I can understand the sympathies of those who wished to remove the sculpture of General Lee from the Emancipation Park, but I can’t agree with them. The statue is a part of Virginian history, and although it represents a dark chapter in their past it should not be ignored. History is about honesty not morality. Perhaps a reorganization of the park would be more suitable, with other important historical figures that opposed General Lee included. General Lee was can be regarded as a radical figure in American history, an icon that contradicted the idea of national solidarity and was one of the most rebellious men that ever existed in America since its conception. I’ve always believed that America’s public history challenges the notion of true American nationalism, there are several controversial statues that outline this point; the Benjamin Tillman statue in South Carolina is a replica of man who was once famous for lynching black Americans, there is a sculpture in Alabama of Edmund Pettus, a renowned Senator and a Ku Klux Klan leader. These figures were both had significant roles in undermining progressive policies in post-civil war America. Why haven’t these statues caused controversy and uproar since they were erected? Could it possibly be that the General Lee statue became a beacon of resentment against Trump and his political culture? Perhaps this is a reminder that no matter how much we try to protect history it will always be politicised for one reason or another.

If the protests themselves were much more about the entrenched cultural and racial tensions that exists in America as opposed to the Sculpture itself (but of course they are linked). Then one must also state that no socio-political group came out of the protests with any glory; the White Supremacists demonstrated what a violent joke and a disgrace they are and the counter-protesters must also share some responsibility for the violence they conducted. If anything, the events in Virginia are revealing the flaws and the lack of credibility that so often comes with protesting radically  against the establishment. Large sections of the UniteTheRight rally refused to use the methods of nonviolent protest and instead came to the Charlottesville armed with intent to incite racial hatred. This rally was organised by Robert Spencer a man who allegedly coined the term “alt-right”.  The alt-right have had some legitimacy in the past for exposing the Neo-liberal agenda and its tools of injustice, but the perception of the Alt-Right as a racist movement now has some weight and thus as a group they have surely lost a lot of credibility.

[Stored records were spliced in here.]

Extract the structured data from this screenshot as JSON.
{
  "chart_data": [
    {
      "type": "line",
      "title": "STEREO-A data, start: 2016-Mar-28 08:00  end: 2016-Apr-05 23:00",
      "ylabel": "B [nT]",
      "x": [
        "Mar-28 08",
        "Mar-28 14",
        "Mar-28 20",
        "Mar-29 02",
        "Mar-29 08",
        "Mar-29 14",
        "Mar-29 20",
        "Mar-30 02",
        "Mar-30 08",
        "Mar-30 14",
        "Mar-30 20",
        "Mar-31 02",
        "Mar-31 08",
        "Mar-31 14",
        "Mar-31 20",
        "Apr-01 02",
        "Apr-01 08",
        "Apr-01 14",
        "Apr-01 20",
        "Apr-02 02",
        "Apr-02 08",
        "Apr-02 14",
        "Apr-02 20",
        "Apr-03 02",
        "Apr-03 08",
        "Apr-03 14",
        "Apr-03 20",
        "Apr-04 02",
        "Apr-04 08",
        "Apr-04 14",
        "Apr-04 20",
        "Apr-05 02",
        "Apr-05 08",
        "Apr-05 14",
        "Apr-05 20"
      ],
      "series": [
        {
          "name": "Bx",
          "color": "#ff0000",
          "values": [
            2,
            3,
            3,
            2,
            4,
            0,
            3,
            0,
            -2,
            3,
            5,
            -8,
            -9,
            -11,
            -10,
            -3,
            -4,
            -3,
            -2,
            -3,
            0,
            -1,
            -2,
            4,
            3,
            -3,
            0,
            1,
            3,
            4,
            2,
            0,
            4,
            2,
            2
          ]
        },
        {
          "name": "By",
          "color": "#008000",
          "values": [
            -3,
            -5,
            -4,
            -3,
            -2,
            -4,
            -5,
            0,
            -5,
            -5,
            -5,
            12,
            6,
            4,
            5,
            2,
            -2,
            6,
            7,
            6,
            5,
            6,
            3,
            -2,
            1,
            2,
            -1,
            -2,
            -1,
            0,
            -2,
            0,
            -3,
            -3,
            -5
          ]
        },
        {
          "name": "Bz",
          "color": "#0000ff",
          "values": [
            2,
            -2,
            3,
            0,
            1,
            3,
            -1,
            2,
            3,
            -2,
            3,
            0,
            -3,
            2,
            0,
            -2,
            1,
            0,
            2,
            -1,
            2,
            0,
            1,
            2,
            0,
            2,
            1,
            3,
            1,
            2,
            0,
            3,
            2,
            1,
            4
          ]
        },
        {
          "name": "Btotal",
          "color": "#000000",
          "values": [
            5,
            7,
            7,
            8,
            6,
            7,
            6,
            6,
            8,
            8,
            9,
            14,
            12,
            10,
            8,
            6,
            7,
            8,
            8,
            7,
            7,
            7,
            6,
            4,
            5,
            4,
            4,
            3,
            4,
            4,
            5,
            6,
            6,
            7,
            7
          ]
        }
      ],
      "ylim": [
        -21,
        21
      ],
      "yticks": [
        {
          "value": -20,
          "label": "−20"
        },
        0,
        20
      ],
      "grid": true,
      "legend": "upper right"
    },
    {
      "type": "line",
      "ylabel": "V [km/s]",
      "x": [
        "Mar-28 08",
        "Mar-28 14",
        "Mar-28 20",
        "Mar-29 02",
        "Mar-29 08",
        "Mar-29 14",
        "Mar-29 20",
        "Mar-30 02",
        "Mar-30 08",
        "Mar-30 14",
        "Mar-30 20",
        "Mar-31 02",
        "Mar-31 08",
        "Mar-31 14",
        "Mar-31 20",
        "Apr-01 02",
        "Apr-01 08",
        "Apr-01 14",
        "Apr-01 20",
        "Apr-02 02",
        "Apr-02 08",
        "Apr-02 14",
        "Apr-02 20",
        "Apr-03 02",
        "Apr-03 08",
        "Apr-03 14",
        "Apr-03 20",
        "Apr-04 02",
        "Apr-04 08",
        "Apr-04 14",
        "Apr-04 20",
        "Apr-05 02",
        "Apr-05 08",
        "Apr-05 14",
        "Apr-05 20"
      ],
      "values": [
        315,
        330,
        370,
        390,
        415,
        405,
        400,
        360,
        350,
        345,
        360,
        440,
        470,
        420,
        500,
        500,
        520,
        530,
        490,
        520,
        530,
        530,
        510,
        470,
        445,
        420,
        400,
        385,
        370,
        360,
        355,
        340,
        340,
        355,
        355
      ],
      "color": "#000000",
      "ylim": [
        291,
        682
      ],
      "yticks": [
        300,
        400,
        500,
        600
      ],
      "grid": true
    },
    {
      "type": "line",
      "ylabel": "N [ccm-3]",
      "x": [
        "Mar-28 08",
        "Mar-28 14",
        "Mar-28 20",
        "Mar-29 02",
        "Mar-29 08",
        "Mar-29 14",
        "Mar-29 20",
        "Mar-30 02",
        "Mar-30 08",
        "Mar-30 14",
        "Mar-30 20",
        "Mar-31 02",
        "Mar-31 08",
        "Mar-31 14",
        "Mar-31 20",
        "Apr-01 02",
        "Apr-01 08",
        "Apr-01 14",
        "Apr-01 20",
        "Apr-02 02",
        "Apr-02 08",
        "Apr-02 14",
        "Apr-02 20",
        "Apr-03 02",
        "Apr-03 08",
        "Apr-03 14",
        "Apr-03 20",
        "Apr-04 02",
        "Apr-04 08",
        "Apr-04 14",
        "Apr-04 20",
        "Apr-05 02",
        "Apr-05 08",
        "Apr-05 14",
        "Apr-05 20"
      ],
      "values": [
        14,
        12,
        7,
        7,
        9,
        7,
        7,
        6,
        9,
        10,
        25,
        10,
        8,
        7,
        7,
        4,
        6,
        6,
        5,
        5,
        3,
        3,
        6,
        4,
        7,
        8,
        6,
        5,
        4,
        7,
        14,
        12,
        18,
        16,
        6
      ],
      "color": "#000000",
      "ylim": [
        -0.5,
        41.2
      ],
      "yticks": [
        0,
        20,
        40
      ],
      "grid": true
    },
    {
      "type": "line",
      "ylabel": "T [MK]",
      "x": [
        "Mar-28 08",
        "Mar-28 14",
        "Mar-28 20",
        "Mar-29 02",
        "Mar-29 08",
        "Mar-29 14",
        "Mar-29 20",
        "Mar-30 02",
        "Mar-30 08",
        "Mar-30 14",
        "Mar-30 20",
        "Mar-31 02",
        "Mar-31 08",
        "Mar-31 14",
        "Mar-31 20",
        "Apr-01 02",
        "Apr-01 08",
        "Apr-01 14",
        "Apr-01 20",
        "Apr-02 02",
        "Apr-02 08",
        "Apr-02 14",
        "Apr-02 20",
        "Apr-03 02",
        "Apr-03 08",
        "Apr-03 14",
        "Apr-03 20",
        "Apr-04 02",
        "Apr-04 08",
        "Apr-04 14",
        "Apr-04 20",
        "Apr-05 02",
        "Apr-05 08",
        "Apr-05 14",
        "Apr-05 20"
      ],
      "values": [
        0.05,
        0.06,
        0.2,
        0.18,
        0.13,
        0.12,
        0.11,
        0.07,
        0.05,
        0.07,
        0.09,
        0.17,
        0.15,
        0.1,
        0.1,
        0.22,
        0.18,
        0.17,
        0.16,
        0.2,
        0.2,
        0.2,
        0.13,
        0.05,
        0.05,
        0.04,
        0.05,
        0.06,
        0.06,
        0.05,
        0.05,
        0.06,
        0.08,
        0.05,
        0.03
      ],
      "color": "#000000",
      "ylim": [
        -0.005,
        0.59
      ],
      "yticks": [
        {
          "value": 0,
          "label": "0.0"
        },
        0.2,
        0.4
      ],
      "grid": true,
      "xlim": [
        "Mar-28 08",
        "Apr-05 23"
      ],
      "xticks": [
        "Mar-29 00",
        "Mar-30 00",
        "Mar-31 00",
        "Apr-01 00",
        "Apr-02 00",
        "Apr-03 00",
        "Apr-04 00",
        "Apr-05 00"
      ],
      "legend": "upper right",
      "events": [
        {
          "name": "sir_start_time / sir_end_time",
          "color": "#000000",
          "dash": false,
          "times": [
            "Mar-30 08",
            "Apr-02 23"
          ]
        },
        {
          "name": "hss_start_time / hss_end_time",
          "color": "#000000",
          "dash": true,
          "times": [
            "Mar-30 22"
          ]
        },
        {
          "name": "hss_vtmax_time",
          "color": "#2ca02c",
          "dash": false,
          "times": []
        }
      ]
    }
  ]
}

The Counter-protester’s actions mirror those used by previous self-proclaimed left wing groups who have used  extremely aggressive methods to express their point. Although, they claim to be progressive, their political motives are cloudy; they claim to fight for the civil rights for each American citizen but they often trample over the values of free speech and liberty. I believe that this group often begin with the right intentions as many of their leaders often speak of creating a more democratic and fair America, but their behaviour and action often betray their words. So it seems that the radical wings of the political spectrum inhabit groups that use oppressive and coercive methods of political protest. Some may call this the death of politics, but perhaps we are need of a new rational and pragmatic force that does not abide by a political wing so strictly. Or perhaps this is the time when we must not have any restraint in our political ideology. I believe there are plenty of opportunities for political compromise but perhaps we must remember the roots of our political principles and that we must adhere to them with integrity.